Hello! I have a question regarding model experimen...
# general
t
Hello! I have a question regarding model experiment. I am trying to log statsforecast models in databricks ML Flow environment. Is there any reference how I can do it? I had the code as below but always got the error of "KeyError: 'artifact_uri'"
k
Is this the full code? I can’t see what would cause this immediately
Are you using
log_artifact
?
t
not really, what I am trying to do is, since I have a large of models to run and apply, I want to break model training and forecasting into 2 processes and use 2 Pandas UDF to make it happen. But I am not sure how can I log the statsforecast model in ML Flow and how can I call them.
k
I’ll make an example for you later today
t
thank you so much!!
here is the code i have right now just in case. the structure was built based on an reference I had from sklearn, but it seems that log_model function is not applicable here.
k
Ok so I have an end to end script that is working: https://github.com/kvnkho/demos/blob/main/fugue/fugue-nixtla-mlflow.py I don’t know MLFlow well enough to get the nested runs working yet. I can probably revisit it more Wednesday, but I think this should give a clear picture of where this is going. Happy to hop on a call and discuss. I’m just a bit busy today and tom. Also, I am not with the Nixtla team if ever they correct me lol, am just a friend. I am part of the Fugue team where we work on bringing Python and Pandas code to Spark easily (as you’ll see in the end of the script). If you don’t want to use Fugue, it’s fine, you can still use something like pandas_udf. It will just be some extra code to re-write (especially around Schema). I am presenting in PyData NYC next week and this is a good use case so I’ll be use to understand it more and get it working by then. If you do get the nested client working, I’d love to see it!
❤️ 1
t
Thank you so much for sharing Kevin, I will look into the code and fit the same on my dataset to test. Appreciate you efforts with the script!!
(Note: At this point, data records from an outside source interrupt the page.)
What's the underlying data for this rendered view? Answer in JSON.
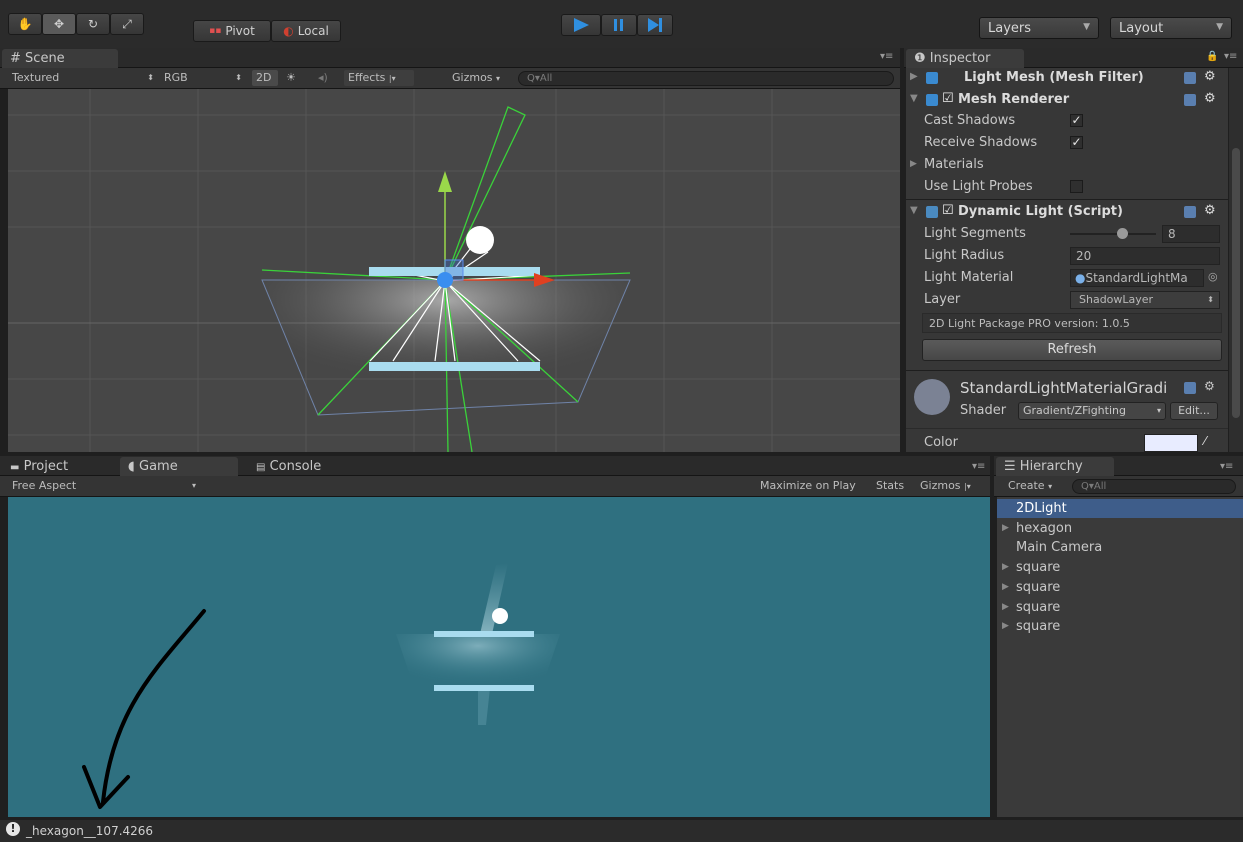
{
  "toolbar": {
    "pivot_label": "Pivot",
    "local_label": "Local",
    "layers_label": "Layers",
    "layout_label": "Layout"
  },
  "scene": {
    "tab_label": "Scene",
    "shading_mode": "Textured",
    "render_mode": "RGB",
    "mode_2d": "2D",
    "effects_label": "Effects",
    "gizmos_label": "Gizmos",
    "search_placeholder": "All"
  },
  "inspector": {
    "tab_label": "Inspector",
    "components": {
      "mesh_filter_title": "Light Mesh (Mesh Filter)",
      "mesh_renderer_title": "Mesh Renderer",
      "cast_shadows_label": "Cast Shadows",
      "receive_shadows_label": "Receive Shadows",
      "materials_label": "Materials",
      "use_light_probes_label": "Use Light Probes",
      "dynamic_light_title": "Dynamic Light (Script)",
      "light_segments_label": "Light Segments",
      "light_segments_value": "8",
      "light_segments_slider": 0.6,
      "light_radius_label": "Light Radius",
      "light_radius_value": "20",
      "light_material_label": "Light Material",
      "light_material_value": "StandardLightMa",
      "layer_label": "Layer",
      "layer_value": "ShadowLayer",
      "version_text": "2D Light Package PRO version: 1.0.5",
      "refresh_label": "Refresh"
    },
    "material": {
      "name": "StandardLightMaterialGradi",
      "shader_label": "Shader",
      "shader_value": "Gradient/ZFighting",
      "edit_label": "Edit...",
      "color_label": "Color",
      "color_swatch": "#e8ecff"
    },
    "states": {
      "cast_shadows": true,
      "receive_shadows": true,
      "use_light_probes": false,
      "mesh_renderer_enabled": true,
      "dynamic_light_enabled": true
    }
  },
  "bottom_tabs": {
    "project_label": "Project",
    "game_label": "Game",
    "console_label": "Console"
  },
  "game": {
    "aspect_label": "Free Aspect",
    "maximize_label": "Maximize on Play",
    "stats_label": "Stats",
    "gizmos_label": "Gizmos",
    "background_color": "#2f7080"
  },
  "hierarchy": {
    "tab_label": "Hierarchy",
    "create_label": "Create",
    "search_placeholder": "All",
    "items": [
      {
        "label": "2DLight",
        "selected": true,
        "expandable": false
      },
      {
        "label": "hexagon",
        "selected": false,
        "expandable": true
      },
      {
        "label": "Main Camera",
        "selected": false,
        "expandable": false
      },
      {
        "label": "square",
        "selected": false,
        "expandable": true
      },
      {
        "label": "square",
        "selected": false,
        "expandable": true
      },
      {
        "label": "square",
        "selected": false,
        "expandable": true
      },
      {
        "label": "square",
        "selected": false,
        "expandable": true
      }
    ]
  },
  "status": {
    "message": "_hexagon__107.4266",
    "icon": "info-icon"
  },
  "colors": {
    "accent_play": "#2f8fe0",
    "selection": "#3e5d8a",
    "gizmo_green": "#3ad23a",
    "gizmo_red": "#e04020",
    "gizmo_axis_green": "#9ad84a",
    "platform": "#a9dcef"
  }
}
@Kevin Kho Hi Kevin, I spent some time to look into the code and have some follow-up questions if you don't mind. I am trying to break training models and predicting as 2 process, since when they are combined as one, the computation time increase drastically. I learned this from a different project. With this situation, (1) how can I use the saved model.pkl file and apply it for forecasting? I need exogeous variable in this model, thus I am planning to have model.fit() in the 1st process, and model.predict(X_future) in the 2nd process. (2) If pickle file cannot be used in this way, is there any other method that can help me achive my goal here? I know that sklearn has load_model(uri) but not sure if there is anything similar in statsforecast?
k
Hey! Responding to general chat so Nixtla team can chime in. So my understanding with
statsforecast
is you can either use
.forecast()
which is a straight forecasing or
.fit()
and
.predict()
. If you want to decouple training and prediction time, just call the
.fit()
method and then you can save that pickle object to be used later. The pickle should be able to be used with exogenous regressions because it saves the model weights and info. That is how it was done with sklearn before also. I don’t believe
statsforecast
has it built in yet but you can just make your own saving and loading functions pretty easily.
👍 2
The exogenous docs say that the class can handle the future exogenous regressors.
On local, the
mlflow.sklearn.load_model
just uses pickle under the hood as well 🙂
❤️ 1
t
this might be another dumb question...but how can I get the location of the pickel file logged in the experiment? like, when I do pickle.load() what would be the location of model_filename?
k
I don’t know MLFlow enough but I think you get the MLFlow client, supply experiment name, get the artifact location, make the URL and then load the model
Ehh it doesn’t look too good. Seems like you need to know a bit about where the path exists: https://stackoverflow.com/a/72625756/11163214
❤️ 1
Also see the method signature here
t
yep I saw the same post and got more confused 😄 will try this load_dict method! thanks a ton!
k
No not the
load_dict
. The one above
download_artifacts
.
👍 1
I am so confused whether to use the Client or not. Last time I used MLFlow heavily was 3 years ago but we didn’t reply on it to manage the paths. We just using it to track experiments but for keeping track of paths of saved models we always had a “latest_model” path that was constant and we just always pulled from there.
👍 1
Will test things out tom